Every Friday from 3-4 the Grand Valley Math Department holds a "problem solving seminar." Really its just a small group of math students that gets together to work on tough problems from old copies of national and local math competitions. Sometime we go the whole hour without solving a thing. Most of the time we still end up talking about interesting math or at least trying several different intriguing yet ultimately unsuccessful attempts. Today i got one right which turned out to be from the Putnum which is usually one of the hardest test. I'll let you try it.
Proove (give a convincing argument) that given a sphere and five points on the surface of the sphere, four of those points must lie on the same closed hemisphere. That is, we can always find a hemisphere of the sphere that contains at least 4 of the 5 points.Posted by Matthew at February 16, 2007 10:55 PM
Hi, may you give me the answer of this question. I found this very interesting, but I am not able to find the answer.
Thank you
Fred
Here is the solution we came up with:
Let's say you are placing five points on a sphere and are trying to make sure that no hemisphere contains 4 points. First you put two (distinct) points down anywhere on the surface. These two points define a great circle on that sphere -- that is, they determine exactly one circle that has its center at the center of the sphere. We will consider this circle to be like the equator on the earth. Now, we can place one point in the northern hemisphere.
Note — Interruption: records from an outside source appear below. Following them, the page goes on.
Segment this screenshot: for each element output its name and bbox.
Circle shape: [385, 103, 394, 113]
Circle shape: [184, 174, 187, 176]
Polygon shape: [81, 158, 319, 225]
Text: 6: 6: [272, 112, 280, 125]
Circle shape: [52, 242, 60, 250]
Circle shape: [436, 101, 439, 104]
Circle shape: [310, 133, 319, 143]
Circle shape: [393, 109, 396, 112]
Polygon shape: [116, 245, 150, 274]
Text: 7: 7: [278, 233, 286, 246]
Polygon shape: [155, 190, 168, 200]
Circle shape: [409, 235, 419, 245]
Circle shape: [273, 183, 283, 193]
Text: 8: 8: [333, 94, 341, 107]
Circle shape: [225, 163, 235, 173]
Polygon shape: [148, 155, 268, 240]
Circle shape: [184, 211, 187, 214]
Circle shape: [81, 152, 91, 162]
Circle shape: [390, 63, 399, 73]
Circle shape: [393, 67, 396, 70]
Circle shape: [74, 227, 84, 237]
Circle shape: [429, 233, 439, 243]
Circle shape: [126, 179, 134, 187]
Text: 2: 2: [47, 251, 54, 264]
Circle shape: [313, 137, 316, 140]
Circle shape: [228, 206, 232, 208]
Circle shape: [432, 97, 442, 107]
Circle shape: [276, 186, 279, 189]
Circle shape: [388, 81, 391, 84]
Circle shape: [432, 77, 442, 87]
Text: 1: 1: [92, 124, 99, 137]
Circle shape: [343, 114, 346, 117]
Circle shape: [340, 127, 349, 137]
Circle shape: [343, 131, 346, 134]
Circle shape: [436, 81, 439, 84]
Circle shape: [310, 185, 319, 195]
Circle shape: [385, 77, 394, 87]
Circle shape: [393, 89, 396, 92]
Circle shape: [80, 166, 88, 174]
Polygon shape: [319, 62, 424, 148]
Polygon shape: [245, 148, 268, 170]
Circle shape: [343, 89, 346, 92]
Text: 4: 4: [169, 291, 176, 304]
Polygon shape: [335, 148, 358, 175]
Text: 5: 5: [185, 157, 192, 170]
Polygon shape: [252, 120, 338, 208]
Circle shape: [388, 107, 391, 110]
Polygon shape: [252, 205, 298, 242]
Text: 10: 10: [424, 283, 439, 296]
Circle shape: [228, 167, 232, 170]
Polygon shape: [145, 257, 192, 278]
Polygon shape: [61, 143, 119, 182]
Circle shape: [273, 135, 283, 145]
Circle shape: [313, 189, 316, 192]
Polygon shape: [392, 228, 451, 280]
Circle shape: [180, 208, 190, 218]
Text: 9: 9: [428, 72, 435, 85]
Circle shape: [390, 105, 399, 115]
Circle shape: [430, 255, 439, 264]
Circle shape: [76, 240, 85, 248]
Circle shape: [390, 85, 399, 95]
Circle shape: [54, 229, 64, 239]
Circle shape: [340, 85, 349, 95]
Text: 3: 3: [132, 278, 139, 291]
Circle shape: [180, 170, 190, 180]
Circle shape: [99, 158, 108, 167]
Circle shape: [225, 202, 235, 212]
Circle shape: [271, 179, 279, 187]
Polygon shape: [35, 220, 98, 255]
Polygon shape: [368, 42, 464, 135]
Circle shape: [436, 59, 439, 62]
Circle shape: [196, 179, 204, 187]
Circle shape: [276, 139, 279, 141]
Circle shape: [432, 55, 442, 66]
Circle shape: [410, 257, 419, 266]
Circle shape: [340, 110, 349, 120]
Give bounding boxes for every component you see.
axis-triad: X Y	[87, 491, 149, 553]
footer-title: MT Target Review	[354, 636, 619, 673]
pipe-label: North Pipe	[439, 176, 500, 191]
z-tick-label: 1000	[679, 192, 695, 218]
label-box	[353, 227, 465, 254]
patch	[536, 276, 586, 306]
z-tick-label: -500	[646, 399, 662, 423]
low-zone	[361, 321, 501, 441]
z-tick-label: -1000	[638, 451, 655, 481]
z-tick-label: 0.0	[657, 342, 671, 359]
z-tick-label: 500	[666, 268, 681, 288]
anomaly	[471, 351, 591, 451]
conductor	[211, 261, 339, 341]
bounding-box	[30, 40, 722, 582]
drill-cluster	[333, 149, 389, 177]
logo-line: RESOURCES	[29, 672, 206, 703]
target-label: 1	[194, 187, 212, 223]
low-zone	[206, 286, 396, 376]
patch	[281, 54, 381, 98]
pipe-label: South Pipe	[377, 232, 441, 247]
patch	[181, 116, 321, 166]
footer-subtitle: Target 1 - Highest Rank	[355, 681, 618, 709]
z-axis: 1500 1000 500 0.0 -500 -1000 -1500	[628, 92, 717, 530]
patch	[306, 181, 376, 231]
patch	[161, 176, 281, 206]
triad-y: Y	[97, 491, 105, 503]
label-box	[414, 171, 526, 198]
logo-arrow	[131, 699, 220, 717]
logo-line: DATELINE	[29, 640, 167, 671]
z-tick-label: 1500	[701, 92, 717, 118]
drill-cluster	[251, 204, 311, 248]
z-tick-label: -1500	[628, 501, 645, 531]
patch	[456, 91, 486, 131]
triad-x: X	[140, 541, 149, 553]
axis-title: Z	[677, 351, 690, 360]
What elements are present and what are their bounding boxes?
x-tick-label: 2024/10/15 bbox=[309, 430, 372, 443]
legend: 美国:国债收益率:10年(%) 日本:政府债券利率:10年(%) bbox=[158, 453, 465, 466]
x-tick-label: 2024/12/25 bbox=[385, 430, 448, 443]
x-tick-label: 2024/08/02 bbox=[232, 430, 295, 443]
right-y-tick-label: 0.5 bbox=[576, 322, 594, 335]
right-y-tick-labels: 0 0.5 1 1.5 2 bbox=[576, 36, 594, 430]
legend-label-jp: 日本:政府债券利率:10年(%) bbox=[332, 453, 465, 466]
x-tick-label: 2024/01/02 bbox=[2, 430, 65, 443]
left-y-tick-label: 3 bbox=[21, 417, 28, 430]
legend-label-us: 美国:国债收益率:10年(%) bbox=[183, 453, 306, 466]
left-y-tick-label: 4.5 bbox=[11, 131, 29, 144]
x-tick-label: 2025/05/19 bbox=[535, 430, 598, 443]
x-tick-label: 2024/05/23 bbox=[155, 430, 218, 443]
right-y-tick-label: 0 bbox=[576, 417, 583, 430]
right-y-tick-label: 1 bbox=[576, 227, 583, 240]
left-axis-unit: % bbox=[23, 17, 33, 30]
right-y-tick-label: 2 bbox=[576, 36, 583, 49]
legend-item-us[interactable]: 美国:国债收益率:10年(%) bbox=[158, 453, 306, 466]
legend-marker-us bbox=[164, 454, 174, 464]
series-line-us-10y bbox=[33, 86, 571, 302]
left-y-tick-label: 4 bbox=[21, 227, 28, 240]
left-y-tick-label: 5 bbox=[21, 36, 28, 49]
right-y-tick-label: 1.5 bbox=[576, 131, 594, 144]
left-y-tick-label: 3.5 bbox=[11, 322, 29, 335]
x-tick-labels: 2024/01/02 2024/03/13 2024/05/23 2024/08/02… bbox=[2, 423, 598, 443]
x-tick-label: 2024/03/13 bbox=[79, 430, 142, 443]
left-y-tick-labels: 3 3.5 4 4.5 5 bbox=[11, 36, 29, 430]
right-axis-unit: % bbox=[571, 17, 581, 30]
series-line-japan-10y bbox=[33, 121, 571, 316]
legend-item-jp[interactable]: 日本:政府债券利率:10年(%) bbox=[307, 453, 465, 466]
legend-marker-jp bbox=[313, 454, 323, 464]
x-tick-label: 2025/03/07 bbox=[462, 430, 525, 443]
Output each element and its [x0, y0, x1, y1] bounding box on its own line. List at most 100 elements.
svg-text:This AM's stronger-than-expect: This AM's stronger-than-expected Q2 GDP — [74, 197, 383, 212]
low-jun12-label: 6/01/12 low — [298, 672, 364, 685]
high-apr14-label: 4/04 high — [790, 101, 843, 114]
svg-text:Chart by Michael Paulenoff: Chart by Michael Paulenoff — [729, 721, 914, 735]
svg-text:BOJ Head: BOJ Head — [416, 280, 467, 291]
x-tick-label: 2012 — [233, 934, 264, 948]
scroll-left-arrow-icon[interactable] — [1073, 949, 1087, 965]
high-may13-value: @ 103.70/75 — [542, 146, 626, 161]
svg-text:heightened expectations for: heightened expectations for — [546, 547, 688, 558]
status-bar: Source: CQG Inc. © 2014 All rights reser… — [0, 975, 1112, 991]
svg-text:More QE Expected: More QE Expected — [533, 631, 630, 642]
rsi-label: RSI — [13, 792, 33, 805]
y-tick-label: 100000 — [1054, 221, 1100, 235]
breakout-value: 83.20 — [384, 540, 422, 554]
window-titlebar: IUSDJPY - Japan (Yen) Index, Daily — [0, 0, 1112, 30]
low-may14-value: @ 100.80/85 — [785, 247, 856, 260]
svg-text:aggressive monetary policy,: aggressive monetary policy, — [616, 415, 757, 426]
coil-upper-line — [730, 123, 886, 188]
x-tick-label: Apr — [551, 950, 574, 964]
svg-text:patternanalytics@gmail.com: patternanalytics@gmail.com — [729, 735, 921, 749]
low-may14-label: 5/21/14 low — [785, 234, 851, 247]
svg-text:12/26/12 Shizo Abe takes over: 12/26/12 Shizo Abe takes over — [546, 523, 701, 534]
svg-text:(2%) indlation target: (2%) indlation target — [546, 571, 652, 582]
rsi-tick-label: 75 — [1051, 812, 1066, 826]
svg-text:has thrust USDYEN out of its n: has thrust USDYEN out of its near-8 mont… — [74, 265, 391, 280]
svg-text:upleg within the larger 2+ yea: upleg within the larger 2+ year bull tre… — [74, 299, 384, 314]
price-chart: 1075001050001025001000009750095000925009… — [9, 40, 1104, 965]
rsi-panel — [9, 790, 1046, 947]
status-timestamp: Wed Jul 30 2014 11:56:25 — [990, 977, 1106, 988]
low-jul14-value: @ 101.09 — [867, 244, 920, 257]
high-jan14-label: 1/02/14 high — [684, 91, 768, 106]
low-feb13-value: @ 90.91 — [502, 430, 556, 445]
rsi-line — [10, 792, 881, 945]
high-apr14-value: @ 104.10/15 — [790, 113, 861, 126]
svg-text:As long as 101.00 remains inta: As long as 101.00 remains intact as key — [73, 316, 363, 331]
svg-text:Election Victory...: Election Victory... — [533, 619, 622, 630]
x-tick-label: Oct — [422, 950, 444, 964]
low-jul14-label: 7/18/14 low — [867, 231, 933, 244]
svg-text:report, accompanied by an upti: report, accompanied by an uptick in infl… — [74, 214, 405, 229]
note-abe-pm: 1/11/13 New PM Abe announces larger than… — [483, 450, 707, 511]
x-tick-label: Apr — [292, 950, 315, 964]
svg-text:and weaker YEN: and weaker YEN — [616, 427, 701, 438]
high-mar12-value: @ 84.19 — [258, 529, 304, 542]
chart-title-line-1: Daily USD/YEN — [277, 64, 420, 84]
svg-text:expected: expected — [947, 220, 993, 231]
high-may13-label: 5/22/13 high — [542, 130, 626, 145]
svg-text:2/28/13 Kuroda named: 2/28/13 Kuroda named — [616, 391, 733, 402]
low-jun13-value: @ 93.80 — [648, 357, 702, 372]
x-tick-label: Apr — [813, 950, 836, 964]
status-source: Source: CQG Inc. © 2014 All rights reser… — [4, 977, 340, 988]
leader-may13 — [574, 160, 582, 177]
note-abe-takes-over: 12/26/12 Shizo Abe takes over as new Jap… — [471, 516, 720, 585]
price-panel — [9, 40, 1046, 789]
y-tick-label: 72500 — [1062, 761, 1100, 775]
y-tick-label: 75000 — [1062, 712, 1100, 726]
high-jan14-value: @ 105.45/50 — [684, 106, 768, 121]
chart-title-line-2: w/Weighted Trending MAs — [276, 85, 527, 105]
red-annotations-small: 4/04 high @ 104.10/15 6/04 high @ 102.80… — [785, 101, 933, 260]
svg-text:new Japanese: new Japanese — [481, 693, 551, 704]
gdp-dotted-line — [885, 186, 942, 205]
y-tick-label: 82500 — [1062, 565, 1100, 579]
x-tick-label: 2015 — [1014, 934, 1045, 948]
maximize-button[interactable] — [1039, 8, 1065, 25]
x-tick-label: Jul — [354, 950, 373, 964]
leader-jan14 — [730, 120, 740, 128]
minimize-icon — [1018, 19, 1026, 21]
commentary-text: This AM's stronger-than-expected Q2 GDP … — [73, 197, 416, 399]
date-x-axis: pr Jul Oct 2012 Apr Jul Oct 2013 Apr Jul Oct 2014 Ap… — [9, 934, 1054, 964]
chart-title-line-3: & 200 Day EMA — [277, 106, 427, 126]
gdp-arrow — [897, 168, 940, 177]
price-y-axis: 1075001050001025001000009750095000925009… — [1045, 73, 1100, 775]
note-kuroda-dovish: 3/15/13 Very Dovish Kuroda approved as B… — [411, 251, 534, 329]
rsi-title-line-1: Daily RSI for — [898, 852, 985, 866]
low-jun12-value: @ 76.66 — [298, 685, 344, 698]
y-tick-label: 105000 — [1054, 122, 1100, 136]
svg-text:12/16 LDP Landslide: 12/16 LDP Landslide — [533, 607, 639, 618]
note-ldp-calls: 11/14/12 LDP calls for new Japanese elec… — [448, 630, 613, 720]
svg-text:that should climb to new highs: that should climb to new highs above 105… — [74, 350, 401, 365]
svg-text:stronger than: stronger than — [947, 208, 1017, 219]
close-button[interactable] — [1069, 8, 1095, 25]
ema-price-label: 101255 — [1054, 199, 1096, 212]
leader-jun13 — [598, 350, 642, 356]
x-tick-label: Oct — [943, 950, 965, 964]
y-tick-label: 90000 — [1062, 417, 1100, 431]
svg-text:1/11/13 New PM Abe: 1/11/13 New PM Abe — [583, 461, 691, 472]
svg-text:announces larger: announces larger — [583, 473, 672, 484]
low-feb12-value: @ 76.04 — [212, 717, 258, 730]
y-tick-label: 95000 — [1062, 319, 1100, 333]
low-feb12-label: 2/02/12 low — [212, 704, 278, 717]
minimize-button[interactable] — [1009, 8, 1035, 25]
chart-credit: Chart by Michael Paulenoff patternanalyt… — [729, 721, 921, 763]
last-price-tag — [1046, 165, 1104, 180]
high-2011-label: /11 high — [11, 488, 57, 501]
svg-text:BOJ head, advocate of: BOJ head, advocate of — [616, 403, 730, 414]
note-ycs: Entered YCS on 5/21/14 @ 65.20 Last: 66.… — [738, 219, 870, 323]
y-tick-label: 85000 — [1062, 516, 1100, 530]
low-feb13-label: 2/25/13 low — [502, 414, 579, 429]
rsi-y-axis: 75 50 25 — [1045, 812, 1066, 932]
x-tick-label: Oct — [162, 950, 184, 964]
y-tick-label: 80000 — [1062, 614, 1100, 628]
There are now 3 points in the northern hemisphere because the closed hemisphere contains the equator and its two points. Since we can't place any more points on the northern hemisphere without making 4 points there, we place the next point in the southern hemisphere. Now the southern hemisphere has three points as well. Now no matter where we place the fifth point (northern hemisphere, southern hemisphere, or equator), there will be at least 4 points in one of the hemispheres.
Posted by: Matthew at April 13, 2007 07:17 PM